Это вредит до сих пор, потому что это самый легкий способ комментария. Я уверен, что Нортон Додж до сих пор считает, что тот художник лучше, кто больше боролся с КГБ. Леня Ламм сидел в тюрьме за взятку, и Нортон Додж знает это. Но ему хочется, чтобы он был диссидентом, который пострадал и сидел за свою совесть. Так его в этом качестве и выдают, что замечательно для Лени Ламма — благодаря этому он возвысился. К сожалению, у 90 процентов искусствоведов, которые на Западе пишут о русском искусстве, самая частая фамилия, которая мелькает в тексте, из трех букв — КГБ. Самый главный художник до сих пор. Нортон Додж у меня спрашивал: «Как же вы могли покупать холсты, краски? Вы что, сотрудничали с КГБ?» То есть, если ты не сидел в тюрьме, а просто рисовал, значит, ты — сотрудник КГБ. С этим я все время вступаю в полемику. Я пытаюсь доказать, что в Москве всегда и при советской власти было параллельное существование разных цивилизаций. Москва — многослойный город, где одновременно могли существовать разные слои неофициального и официального искусства, которые нигде не пересекались, пока не приходили в какой-то конфликт из-за попадания в политическую ситуацию. Это было и в литературе. Они не могут этого понять, считая, что это был единый слой. Хотя это свойственно всем большим городам. Может, не в такой степени, как Москве, потому что там не было никогда такого диктата в идеологии и в социальной жизни. Люди были более свободны. При открытии музея Доджа был большой семинар, в котором участвовали все герои выставки, кто мог приехать. Комар и Мел амид, Булатов, Эдик Штейнберг, еще кто-то — человек десять. Доклады готовились дома, посылались по факсу, они готовили переводы. Я выступил с небольшим докладом о том, что такое нонконформизм. Не было никакой реакции — послушали и продолжили. Приняли одну модель, она ставит все на места, все объясняет — с ней удобно работать. Зачем уходить в неопределенность? Я говорил о подлинном художнике как о нонконформисте. Тогда надо решать, кто подлинный, кто не подлинный. У кого полковничьи погоны, у кого — лейтенантские.
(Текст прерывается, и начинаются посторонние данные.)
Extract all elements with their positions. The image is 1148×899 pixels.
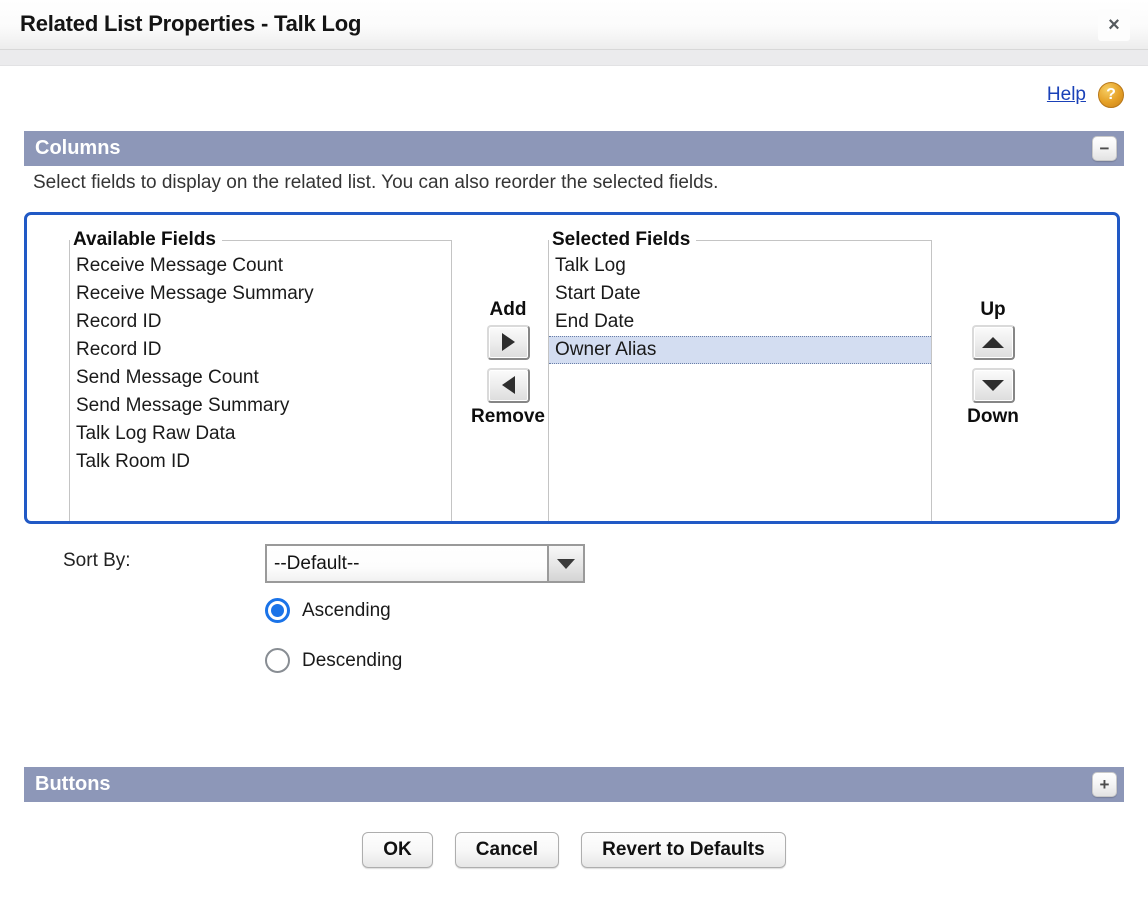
page-title: Related List Properties - Talk Log bbox=[20, 11, 362, 36]
add-remove-button-stack: Add Remove bbox=[469, 299, 547, 428]
selected-field-item[interactable]: Start Date bbox=[549, 280, 931, 308]
title-divider bbox=[0, 50, 1148, 66]
columns-section-description: Select fields to display on the related … bbox=[33, 172, 719, 193]
sort-by-select[interactable]: --Default-- bbox=[265, 544, 585, 583]
cancel-button[interactable]: Cancel bbox=[454, 832, 560, 868]
available-field-item[interactable]: Talk Room ID bbox=[70, 448, 451, 476]
collapse-minus-icon[interactable]: − bbox=[1092, 136, 1117, 161]
radio-descending-label: Descending bbox=[302, 649, 403, 671]
help-row: Help ? bbox=[1047, 82, 1124, 108]
close-icon[interactable]: × bbox=[1098, 9, 1130, 41]
buttons-section-header: Buttons + bbox=[24, 767, 1124, 802]
available-field-item[interactable]: Record ID bbox=[70, 336, 451, 364]
move-down-button[interactable] bbox=[971, 367, 1015, 403]
available-fields-legend: Available Fields bbox=[73, 229, 216, 250]
remove-label: Remove bbox=[471, 405, 545, 427]
available-fields-list[interactable]: Receive Message Count Receive Message Sum… bbox=[70, 251, 451, 476]
add-label: Add bbox=[489, 299, 527, 320]
move-up-button[interactable] bbox=[971, 324, 1015, 360]
revert-to-defaults-button[interactable]: Revert to Defaults bbox=[581, 832, 786, 868]
chevron-glyph bbox=[557, 558, 575, 569]
down-label: Down bbox=[967, 405, 1019, 427]
selected-fields-box: Selected Fields Talk Log Start Date End Da… bbox=[548, 229, 932, 521]
selected-fields-list[interactable]: Talk Log Start Date End Date Owner Alias bbox=[549, 251, 931, 364]
help-link[interactable]: Help bbox=[1047, 84, 1086, 106]
available-field-item[interactable]: Receive Message Summary bbox=[70, 280, 451, 308]
radio-descending-indicator[interactable] bbox=[265, 648, 290, 673]
chevron-down-icon[interactable] bbox=[547, 544, 585, 583]
available-field-item[interactable]: Send Message Count bbox=[70, 364, 451, 392]
arrow-up-icon bbox=[982, 336, 1004, 348]
available-fields-box: Available Fields Receive Message Count Re… bbox=[69, 229, 452, 521]
arrow-down-icon bbox=[982, 379, 1004, 391]
dialog-title-bar: Related List Properties - Talk Log × bbox=[0, 0, 1148, 50]
dialog-footer: OK Cancel Revert to Defaults bbox=[0, 832, 1148, 868]
buttons-section-title: Buttons bbox=[35, 773, 111, 795]
available-field-item[interactable]: Talk Log Raw Data bbox=[70, 420, 451, 448]
add-button[interactable] bbox=[486, 324, 530, 360]
ok-button[interactable]: OK bbox=[362, 832, 433, 868]
available-field-item[interactable]: Record ID bbox=[70, 308, 451, 336]
radio-ascending[interactable]: Ascending bbox=[265, 598, 391, 623]
up-label: Up bbox=[980, 299, 1006, 320]
up-down-button-stack: Up Down bbox=[949, 299, 1037, 428]
field-picker-panel: Available Fields Receive Message Count Re… bbox=[24, 212, 1120, 524]
sort-by-value[interactable]: --Default-- bbox=[265, 544, 547, 583]
selected-fields-legend: Selected Fields bbox=[552, 229, 691, 250]
columns-section-title: Columns bbox=[35, 137, 121, 159]
selected-field-item[interactable]: End Date bbox=[549, 308, 931, 336]
remove-button[interactable] bbox=[486, 367, 530, 403]
selected-field-item[interactable]: Owner Alias bbox=[549, 336, 931, 364]
expand-plus-icon[interactable]: + bbox=[1092, 772, 1117, 797]
available-field-item[interactable]: Send Message Summary bbox=[70, 392, 451, 420]
radio-ascending-label: Ascending bbox=[302, 599, 391, 621]
arrow-right-icon bbox=[501, 333, 515, 352]
available-field-item[interactable]: Receive Message Count bbox=[70, 252, 451, 280]
columns-section-header: Columns − bbox=[24, 131, 1124, 166]
question-mark-icon[interactable]: ? bbox=[1098, 82, 1124, 108]
radio-ascending-indicator[interactable] bbox=[265, 598, 290, 623]
sort-by-label: Sort By: bbox=[63, 550, 131, 571]
selected-field-item[interactable]: Talk Log bbox=[549, 252, 931, 280]
arrow-left-icon bbox=[501, 376, 515, 395]
radio-descending[interactable]: Descending bbox=[265, 648, 402, 673]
Не то чтобы афиша, просто ничего другого не было. К ним же не попадали настоящие вещи. Чехи вывозили настоящие вещи, хоть и в чемоданах, маленькие, из-за чего я всегда страдал. Для Яковлева, скажем, это были главные вещи, а для меня — рисуночки и наброски. Важные вещи туда никогда не попадали. А мы висели на одной выставке, на одних стенах, и считали, что это все, что я делаю. Но, тем не менее, чехи вывозили искусство. Глезер тоже вывозил, но он был очень политизирован. Он так увлекся борьбой с КГБ, что не очень понимал в искусстве. Какие-то вещи Рабина для него были важны, поскольку там изображались бараки или селедка в газете «Правда», а не потому, как это сделано. В основном его коллекция собиралась под этим углом представления. А на Западе серьезные искусствоведы не существуют автономно. Институции, о которых пишет всегда Илья, включают в себя всех серьезных искусствоведов. Органы печати также ангажированы этими институциями. Там на самом деле ничего случайного не появляется. Все идет в русле определенных тяготений. И русское искусство никогда не попадало в сферу их внимания. Только, может быть, какой-то короткий период после перестройки, когда оно вышло на Запад. Внимание дилеров привлекли соц-артистские вещи и то, что было похоже на западное, но можно было купить в два раза дешевле. Два типа вещей, других не было. А 60-е годы, художников с завершенными персоналиями, просто забыли, их не было, они исчезли в западном восприятии.
Неправомерно говорить, что кто-то чего-то ожидал. Они смотрели довольно пренебрежительно: «Ну что там может быть?» Появился Илья Кабаков и сразу привлек внимание. Это было стилистически понятно на фоне того, что происходит в западном искусстве, но в этом был еще и элемент советской жизни. Это был очень хороший продукт, который можно было съесть, и он сразу попал в мейнстрим. Комара с Меламидом экспортировали, и они тоже попали в эту волну. А кто не попал, выпал из сферы внимания, так и остался неинтересен. Это было не атрибутировано и не очень понятно. Куда девать Краснопевцева или Яковлева? Ну да, явления, хорошие художники, но что с ними делать?